Bus crash in icy Montana kills 2, injures dozens
Sunday, January 8, 2012
MISSOULA, Mont. (AP) — A bus crashed Sunday on an icy interstate highway in southwestern Montana, killing two people and sending more than 30 others to area hospitals, officials said.
The westbound Rimrock Trailways bus crashed on Interstate 90 about a mile west of Clinton, 18 miles southeast of Missoula, shortly after 7 a.m., Dan Ronan of the American Bus Association said. All of the 34 people on board were either injured or killed.
The crash was one of several reported along that stretch of highway Sunday morning, closing both eastbound and westbound lanes of an 8-mile section of the interstate between Clinton and Turah. It was not clear if there were additional injuries, or how many. Eastbound lanes and one westbound lane reopened Sunday evening.
Two people died in the bus crash, Montana Highway Patrol Sgt. Scott Hoffman said.
St. Patrick Hospital spokeswoman JoAnne Hoven said 12 passengers were taken to the Missoula hospital. Late Sunday she said seven were in serious condition and one was in critical condition. Four others were treated and released, she said.
Mary Windecker, spokeswoman for the Community Medical Center, also in Missoula, said 20 passengers were taken there to be treated for various injuries, none critical
Those suffering the worst injuries appeared to have been ejected when the bus slid on its side and bounced, breaking out the windows on the driver’s side. Three people were pinned under the bus. Hoffman said the driver was among the seriously injured.

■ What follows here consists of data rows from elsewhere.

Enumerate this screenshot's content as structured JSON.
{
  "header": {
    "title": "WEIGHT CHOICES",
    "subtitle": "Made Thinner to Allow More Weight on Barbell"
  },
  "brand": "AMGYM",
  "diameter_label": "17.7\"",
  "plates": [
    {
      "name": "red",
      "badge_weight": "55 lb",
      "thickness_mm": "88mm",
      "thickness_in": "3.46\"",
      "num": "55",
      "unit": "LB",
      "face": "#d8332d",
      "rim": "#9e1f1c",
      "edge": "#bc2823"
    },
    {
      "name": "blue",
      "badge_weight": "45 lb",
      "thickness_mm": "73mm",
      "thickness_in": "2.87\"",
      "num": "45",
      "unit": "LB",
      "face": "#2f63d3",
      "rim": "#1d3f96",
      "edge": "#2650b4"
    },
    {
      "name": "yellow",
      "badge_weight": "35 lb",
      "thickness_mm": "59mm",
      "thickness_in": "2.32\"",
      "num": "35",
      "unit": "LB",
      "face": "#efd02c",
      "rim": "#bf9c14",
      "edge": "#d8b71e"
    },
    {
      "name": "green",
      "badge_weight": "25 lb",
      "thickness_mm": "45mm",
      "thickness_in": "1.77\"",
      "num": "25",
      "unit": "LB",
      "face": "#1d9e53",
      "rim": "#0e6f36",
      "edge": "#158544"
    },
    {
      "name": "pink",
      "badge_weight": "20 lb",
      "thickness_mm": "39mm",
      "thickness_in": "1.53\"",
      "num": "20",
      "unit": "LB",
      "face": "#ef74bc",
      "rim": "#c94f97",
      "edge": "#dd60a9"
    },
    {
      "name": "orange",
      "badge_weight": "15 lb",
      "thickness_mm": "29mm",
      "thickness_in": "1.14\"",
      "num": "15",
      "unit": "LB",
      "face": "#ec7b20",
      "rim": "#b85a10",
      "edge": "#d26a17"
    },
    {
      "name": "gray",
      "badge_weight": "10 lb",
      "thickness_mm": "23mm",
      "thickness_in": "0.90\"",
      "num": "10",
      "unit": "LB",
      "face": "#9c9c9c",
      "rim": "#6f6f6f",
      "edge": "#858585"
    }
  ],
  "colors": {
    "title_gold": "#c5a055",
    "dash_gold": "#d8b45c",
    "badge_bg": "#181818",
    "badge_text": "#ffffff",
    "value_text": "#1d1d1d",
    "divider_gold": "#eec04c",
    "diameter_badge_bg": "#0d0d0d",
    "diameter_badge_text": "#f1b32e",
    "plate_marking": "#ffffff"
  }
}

He said the estimated speed of the bus was 65 to 70 mph, and that it slid 150 feet when it entered the median, though it’s unclear how long it might have been out of control before that.

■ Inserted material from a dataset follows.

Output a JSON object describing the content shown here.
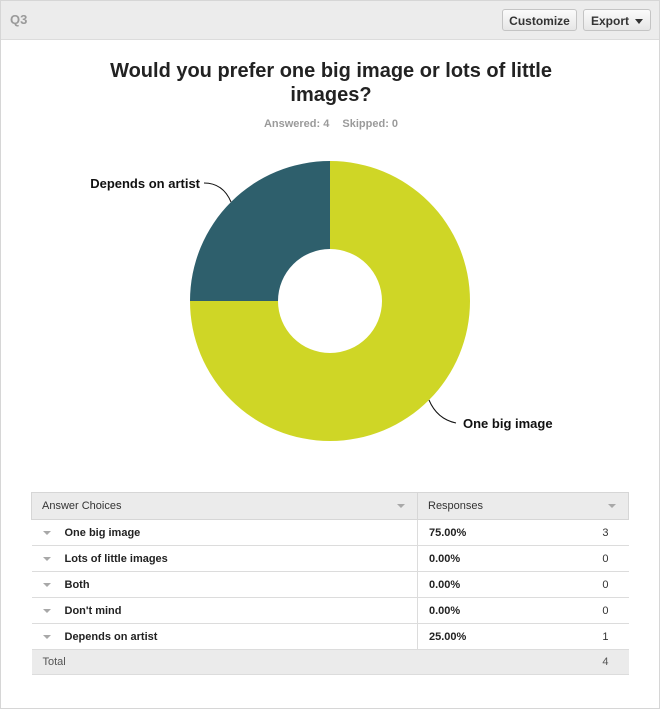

“When it went on its side, because of the speed involved, it had a bouncing motion,” Hoffman said. “And as it did people were ejected through those windows.”
The bus ended up in the median on its side, said Bill Tucker, the fire chief for the Clinton Rural Fire District. Two of the passengers were transported to a hospital by helicopters, and six or eight by ground ambulance, he said.

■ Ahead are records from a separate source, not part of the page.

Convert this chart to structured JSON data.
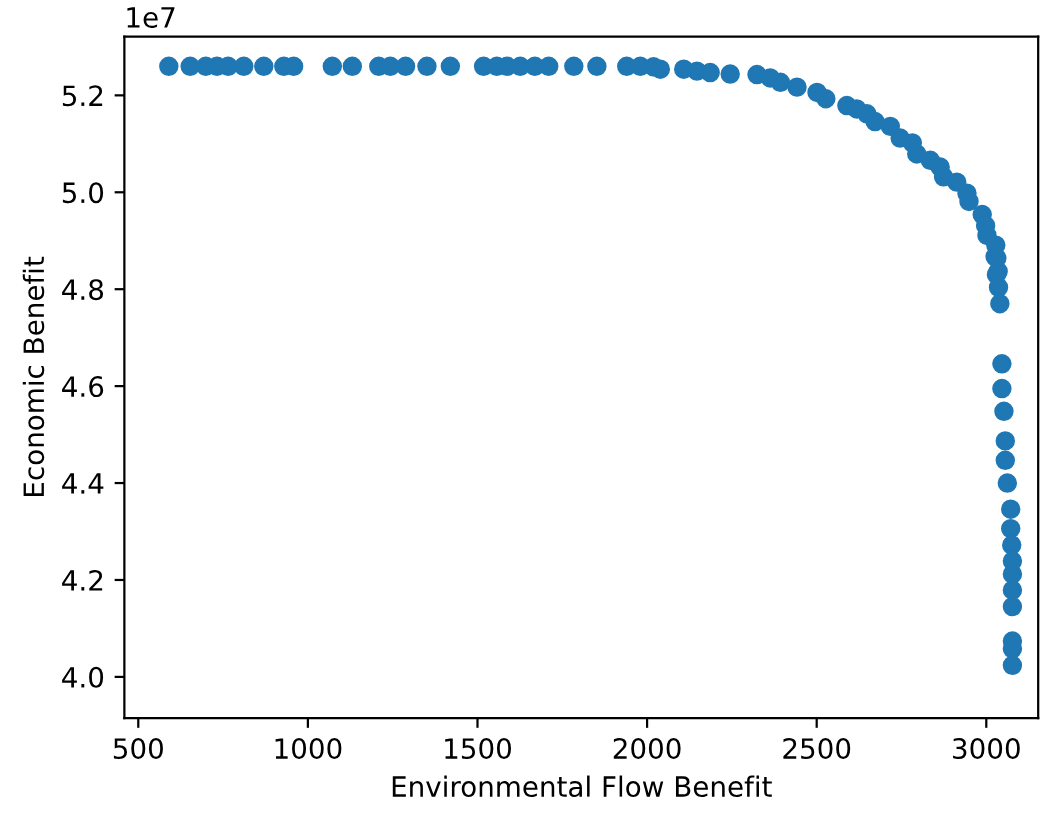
{
  "chart_data": {
    "type": "scatter",
    "xlabel": "Environmental Flow Benefit",
    "ylabel": "Economic Benefit",
    "annotations": [
      "1e7"
    ],
    "xlim": [
      459,
      3153
    ],
    "ylim": [
      3.915,
      5.321
    ],
    "xticks": [
      500,
      1000,
      1500,
      2000,
      2500,
      3000
    ],
    "yticks": [
      {
        "value": 4.0,
        "label": "4.0"
      },
      {
        "value": 4.2,
        "label": "4.2"
      },
      {
        "value": 4.4,
        "label": "4.4"
      },
      {
        "value": 4.6,
        "label": "4.6"
      },
      {
        "value": 4.8,
        "label": "4.8"
      },
      {
        "value": 5.0,
        "label": "5.0"
      },
      {
        "value": 5.2,
        "label": "5.2"
      }
    ],
    "grid": false,
    "legend": false,
    "marker": "circle",
    "series": [
      {
        "color": "#1f77b4",
        "x": [
          590,
          653,
          699,
          732,
          765,
          811,
          870,
          929,
          958,
          1072,
          1131,
          1209,
          1243,
          1288,
          1351,
          1420,
          1518,
          1557,
          1587,
          1626,
          1669,
          1710,
          1784,
          1852,
          1940,
          1980,
          2019,
          2039,
          2108,
          2147,
          2186,
          2245,
          2324,
          2363,
          2393,
          2442,
          2501,
          2527,
          2589,
          2618,
          2648,
          2672,
          2717,
          2746,
          2782,
          2795,
          2835,
          2864,
          2874,
          2913,
          2943,
          2949,
          2988,
          2998,
          3002,
          3028,
          3031,
          3035,
          3026,
          3030,
          3036,
          3040,
          3046,
          3046,
          3052,
          3056,
          3056,
          3062,
          3072,
          3072,
          3075,
          3077,
          3077,
          3077,
          3077,
          3077,
          3077,
          3077
        ],
        "values": [
          5.26,
          5.26,
          5.26,
          5.26,
          5.26,
          5.26,
          5.26,
          5.26,
          5.26,
          5.26,
          5.26,
          5.26,
          5.26,
          5.26,
          5.26,
          5.26,
          5.26,
          5.26,
          5.26,
          5.26,
          5.26,
          5.26,
          5.26,
          5.26,
          5.26,
          5.26,
          5.259,
          5.254,
          5.254,
          5.25,
          5.247,
          5.244,
          5.243,
          5.236,
          5.227,
          5.217,
          5.206,
          5.193,
          5.179,
          5.172,
          5.162,
          5.146,
          5.136,
          5.112,
          5.102,
          5.079,
          5.066,
          5.052,
          5.032,
          5.021,
          4.998,
          4.981,
          4.954,
          4.931,
          4.911,
          4.891,
          4.864,
          4.837,
          4.867,
          4.83,
          4.804,
          4.77,
          4.646,
          4.595,
          4.548,
          4.487,
          4.447,
          4.4,
          4.346,
          4.306,
          4.272,
          4.239,
          4.212,
          4.179,
          4.145,
          4.074,
          4.058,
          4.024
        ]
      }
    ]
  }
}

The rest of the survivors, which Tucker described as “walking wounded,” were loaded on a Clinton Elementary School bus and taken to Community Medical Center.
The cause of the crash was not yet known, though it is believed icy conditions were a factor, Ronan said. The electronic equipment on the bus indicated it was going 65 mph at the time of the crash.
The speed limit in the area is 75 mph, but Montana law requires motorists to travel at a speed that is safe for the conditions, and Hoffman said .
authorities were investigating whether the bus was going too fast.